Something had happened in the hearts of these people that runs counter to all common sense and cross grain to every fleshly impulse of self-preservation. It is as if the fast-flowing current in their souls had not simply been diverted but reversed. Something supra-human had inverted their values, turning their thinking on its head and their behavior topsy-turvy. Here’s how John Piper put it:

 

"How did such countercultural and counter-natural behavior come about? How were the Christians freed from the natural love of money and comfort? Part of the answer in verse 2 is that their abundance of joy overflowed. Joy in something else had severed the root of joy in money. They had been freed by joy to give to the poor. But where did this powerful, unearthly joy come from? The answer is that it came from the grace of God. . . . What the Corinthians [as well as you and I] are supposed to learn from this story is that the same grace that was given in Macedonia is available now in Corinth" (Future Grace, 71-72).

 

More than this, God wants us to know that the same grace given in Macedonia and available in Corinth is still operative and available to us today.

 

O.K., so the grace of God awakened and sustained a joy in them that liberated their hearts from selfish dependence on what they had formerly believed only money and physical comfort could achieve. But joy in what? In whom?

 

Perhaps God had a struck a secret deal with the Macedonians, making a behind-the-scenes promise that if they would provide other Christians with this stunning example of generosity he would deliver them from their affliction and bless them with riches untold. Only the most cynical or uninformed would offer such a ridiculous and unbiblical theory. The whole point of the passage is not that financial blessing had resulted in their joy but that their joy in something other than money had issued in a financial blessing . . . for others!

 

So what is it that accounts for this joy? I can only surmise from the rest of God’s Word that grace had drawn them to the well of eternal life and had given them to drink of the ever-refreshing, soul-satisfying water that is Jesus Christ. To use the words of the psalmist, “You have put more joy in my heart than they have when their grain and wine abound” (Psalm 4:7).

 

Money had made its promises to the Macedonians, and it all seemed so reasonable, so right.
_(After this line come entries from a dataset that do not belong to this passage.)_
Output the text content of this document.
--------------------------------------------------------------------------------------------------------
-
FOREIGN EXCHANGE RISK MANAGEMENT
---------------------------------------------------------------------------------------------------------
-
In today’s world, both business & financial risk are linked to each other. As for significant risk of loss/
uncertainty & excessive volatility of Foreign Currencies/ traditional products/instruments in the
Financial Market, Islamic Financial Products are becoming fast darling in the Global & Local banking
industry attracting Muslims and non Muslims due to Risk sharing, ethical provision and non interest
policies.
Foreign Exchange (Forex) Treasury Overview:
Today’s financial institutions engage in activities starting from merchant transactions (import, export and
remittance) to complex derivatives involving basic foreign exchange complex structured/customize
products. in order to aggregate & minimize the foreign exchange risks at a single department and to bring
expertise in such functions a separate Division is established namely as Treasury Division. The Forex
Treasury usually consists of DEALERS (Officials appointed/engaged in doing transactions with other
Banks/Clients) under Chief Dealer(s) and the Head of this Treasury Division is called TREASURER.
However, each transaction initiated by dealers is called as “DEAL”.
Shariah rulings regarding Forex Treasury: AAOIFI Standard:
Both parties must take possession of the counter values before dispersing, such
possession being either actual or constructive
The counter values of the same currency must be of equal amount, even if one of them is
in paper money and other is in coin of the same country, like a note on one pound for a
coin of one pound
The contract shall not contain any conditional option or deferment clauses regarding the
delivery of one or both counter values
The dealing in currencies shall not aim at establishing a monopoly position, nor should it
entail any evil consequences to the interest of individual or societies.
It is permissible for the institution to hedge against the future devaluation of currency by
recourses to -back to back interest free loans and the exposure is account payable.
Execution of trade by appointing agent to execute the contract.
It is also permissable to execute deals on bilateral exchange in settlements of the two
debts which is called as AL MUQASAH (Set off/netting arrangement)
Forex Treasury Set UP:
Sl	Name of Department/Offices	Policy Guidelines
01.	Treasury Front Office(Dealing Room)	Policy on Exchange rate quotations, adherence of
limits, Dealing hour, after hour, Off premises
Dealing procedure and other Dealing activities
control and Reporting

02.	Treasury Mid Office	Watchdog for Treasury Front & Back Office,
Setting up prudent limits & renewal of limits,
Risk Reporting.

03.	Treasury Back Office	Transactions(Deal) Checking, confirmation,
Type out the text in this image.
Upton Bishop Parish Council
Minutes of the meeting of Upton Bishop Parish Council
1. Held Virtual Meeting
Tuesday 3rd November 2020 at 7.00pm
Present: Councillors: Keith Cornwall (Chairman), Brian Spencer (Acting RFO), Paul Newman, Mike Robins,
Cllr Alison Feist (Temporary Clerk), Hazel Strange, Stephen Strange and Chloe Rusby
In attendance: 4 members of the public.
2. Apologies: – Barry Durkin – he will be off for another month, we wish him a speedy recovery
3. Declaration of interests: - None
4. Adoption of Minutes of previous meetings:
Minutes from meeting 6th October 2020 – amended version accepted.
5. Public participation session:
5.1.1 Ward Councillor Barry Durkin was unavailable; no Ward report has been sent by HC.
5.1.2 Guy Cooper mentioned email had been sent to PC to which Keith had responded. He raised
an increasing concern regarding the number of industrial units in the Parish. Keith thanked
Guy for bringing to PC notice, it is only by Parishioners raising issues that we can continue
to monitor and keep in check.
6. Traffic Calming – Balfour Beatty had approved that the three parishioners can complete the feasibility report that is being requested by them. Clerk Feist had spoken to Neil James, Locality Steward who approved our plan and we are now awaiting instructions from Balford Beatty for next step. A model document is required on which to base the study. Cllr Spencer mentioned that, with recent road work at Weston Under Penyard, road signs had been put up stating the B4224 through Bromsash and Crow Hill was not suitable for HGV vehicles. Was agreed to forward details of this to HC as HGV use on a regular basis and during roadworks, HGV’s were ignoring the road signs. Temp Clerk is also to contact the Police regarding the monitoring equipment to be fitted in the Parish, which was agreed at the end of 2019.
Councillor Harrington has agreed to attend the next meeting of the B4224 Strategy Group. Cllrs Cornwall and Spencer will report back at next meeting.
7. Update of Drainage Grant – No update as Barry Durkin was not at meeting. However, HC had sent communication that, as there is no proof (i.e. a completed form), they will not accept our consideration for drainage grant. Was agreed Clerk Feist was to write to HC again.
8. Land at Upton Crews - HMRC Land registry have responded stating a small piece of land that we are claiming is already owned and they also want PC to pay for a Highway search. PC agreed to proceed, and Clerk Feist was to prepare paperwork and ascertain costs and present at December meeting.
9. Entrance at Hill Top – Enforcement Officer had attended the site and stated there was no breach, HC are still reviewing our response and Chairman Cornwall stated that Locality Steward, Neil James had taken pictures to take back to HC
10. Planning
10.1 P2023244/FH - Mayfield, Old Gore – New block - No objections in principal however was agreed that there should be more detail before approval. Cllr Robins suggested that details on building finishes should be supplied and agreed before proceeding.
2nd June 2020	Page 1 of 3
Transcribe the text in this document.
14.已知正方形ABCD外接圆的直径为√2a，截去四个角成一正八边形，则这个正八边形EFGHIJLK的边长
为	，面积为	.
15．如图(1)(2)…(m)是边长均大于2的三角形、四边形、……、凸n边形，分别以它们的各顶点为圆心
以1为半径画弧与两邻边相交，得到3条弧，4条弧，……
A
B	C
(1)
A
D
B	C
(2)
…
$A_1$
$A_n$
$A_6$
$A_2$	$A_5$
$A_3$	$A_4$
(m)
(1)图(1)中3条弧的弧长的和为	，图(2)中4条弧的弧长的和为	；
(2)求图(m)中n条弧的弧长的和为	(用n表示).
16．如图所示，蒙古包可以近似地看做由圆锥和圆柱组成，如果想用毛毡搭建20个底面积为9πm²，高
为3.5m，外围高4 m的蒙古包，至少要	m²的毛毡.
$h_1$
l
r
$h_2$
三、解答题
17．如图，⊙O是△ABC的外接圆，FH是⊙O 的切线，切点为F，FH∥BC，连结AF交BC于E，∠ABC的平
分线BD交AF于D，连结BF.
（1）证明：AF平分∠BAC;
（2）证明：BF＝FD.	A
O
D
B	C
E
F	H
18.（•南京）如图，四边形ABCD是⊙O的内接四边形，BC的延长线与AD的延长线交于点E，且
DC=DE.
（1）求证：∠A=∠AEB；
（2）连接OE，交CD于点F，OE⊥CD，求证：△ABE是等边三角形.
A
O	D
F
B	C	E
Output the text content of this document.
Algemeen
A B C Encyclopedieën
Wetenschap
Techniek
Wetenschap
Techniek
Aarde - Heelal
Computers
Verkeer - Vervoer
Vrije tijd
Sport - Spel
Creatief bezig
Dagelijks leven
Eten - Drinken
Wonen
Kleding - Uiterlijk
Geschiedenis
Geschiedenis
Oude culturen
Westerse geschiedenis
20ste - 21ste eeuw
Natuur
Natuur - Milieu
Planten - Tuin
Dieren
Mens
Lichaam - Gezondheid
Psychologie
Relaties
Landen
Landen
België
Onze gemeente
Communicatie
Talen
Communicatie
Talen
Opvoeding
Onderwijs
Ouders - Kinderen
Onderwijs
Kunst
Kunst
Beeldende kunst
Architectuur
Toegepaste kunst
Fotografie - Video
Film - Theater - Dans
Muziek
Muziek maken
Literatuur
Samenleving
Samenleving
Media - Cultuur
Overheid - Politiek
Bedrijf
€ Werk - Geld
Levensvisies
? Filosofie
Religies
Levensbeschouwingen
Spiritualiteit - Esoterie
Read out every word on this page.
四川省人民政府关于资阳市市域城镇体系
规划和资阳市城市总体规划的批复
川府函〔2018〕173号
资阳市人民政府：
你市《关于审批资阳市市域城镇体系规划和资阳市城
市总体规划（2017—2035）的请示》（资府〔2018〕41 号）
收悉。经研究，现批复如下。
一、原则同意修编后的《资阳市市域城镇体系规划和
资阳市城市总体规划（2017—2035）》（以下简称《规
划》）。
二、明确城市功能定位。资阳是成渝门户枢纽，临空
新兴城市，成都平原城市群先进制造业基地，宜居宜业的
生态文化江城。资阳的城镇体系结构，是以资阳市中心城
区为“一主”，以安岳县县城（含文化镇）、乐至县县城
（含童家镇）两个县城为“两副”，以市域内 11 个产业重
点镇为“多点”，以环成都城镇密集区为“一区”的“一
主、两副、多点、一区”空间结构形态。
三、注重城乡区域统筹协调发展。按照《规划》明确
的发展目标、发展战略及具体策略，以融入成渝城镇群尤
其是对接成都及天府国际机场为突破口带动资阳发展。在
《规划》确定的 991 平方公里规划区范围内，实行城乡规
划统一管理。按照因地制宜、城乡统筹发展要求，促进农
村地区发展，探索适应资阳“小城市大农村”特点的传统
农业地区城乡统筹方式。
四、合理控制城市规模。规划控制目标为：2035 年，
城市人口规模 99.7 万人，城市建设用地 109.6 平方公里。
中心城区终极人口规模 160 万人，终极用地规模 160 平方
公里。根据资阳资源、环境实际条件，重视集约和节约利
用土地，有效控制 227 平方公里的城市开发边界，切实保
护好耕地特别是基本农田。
It had assured them that if they would give their hearts to what it could provide, and consider all the discomfort and inconvenience and anxiety from which it could protect them, unbroken happiness would inevitably follow. That’s the principle that drives our society and undergirds every commercial advertisement.

 

But they said, No. This wasn’t because of some inherent virtue in poverty or, worse still, a perverted attraction to pain and distress. It was because grace had opened their eyes to the splendor of Jesus! Grace had imparted a taste for the sweetness of the Son of God! The alluring aroma of money and safety was replaced by the superior fragrance of knowing Christ Jesus as Lord!

 

Grace had done its work in them, even as it had in those believers who “joyfully accepted the plundering” of their property, knowing that they “had a better possession and an abiding one” (Hebrews 10:34). Joy germinated in the soil of knowledge and trust. Grace made known the incomparable beauty of seeing God in Christ and the grip of greed was broken.

 

Some (many?) of you reading this are even now suffering as did, or even worse than, the Macedonians. Perhaps it has caused you to conclude that grace has lifted or is absent altogether. The more the affliction, the less the grace, right? Paul would have us think otherwise. Financial lack and the affliction it brings is not necessarily a sign of divine displeasure. It may well be a divinely orchestrated platform for the dispersal of extraordinary mercy from God and equally extraordinary and fearless generosity from you and me.

 

I stand reproved. That’s what the inspired Word can do. But thanks be to God that it doesn’t leave me there. I’m alerted to the dry and “broken cisterns” on which I’ve foolishly relied so that I might be directed to God, “the fountain of living waters” (Jer. 2:13). Grace rebukes my carnal trust in riches and leads me to the one in whose presence is “fullness of joy,” at whose right hand are “pleasures forevermore” (Ps. 16:11).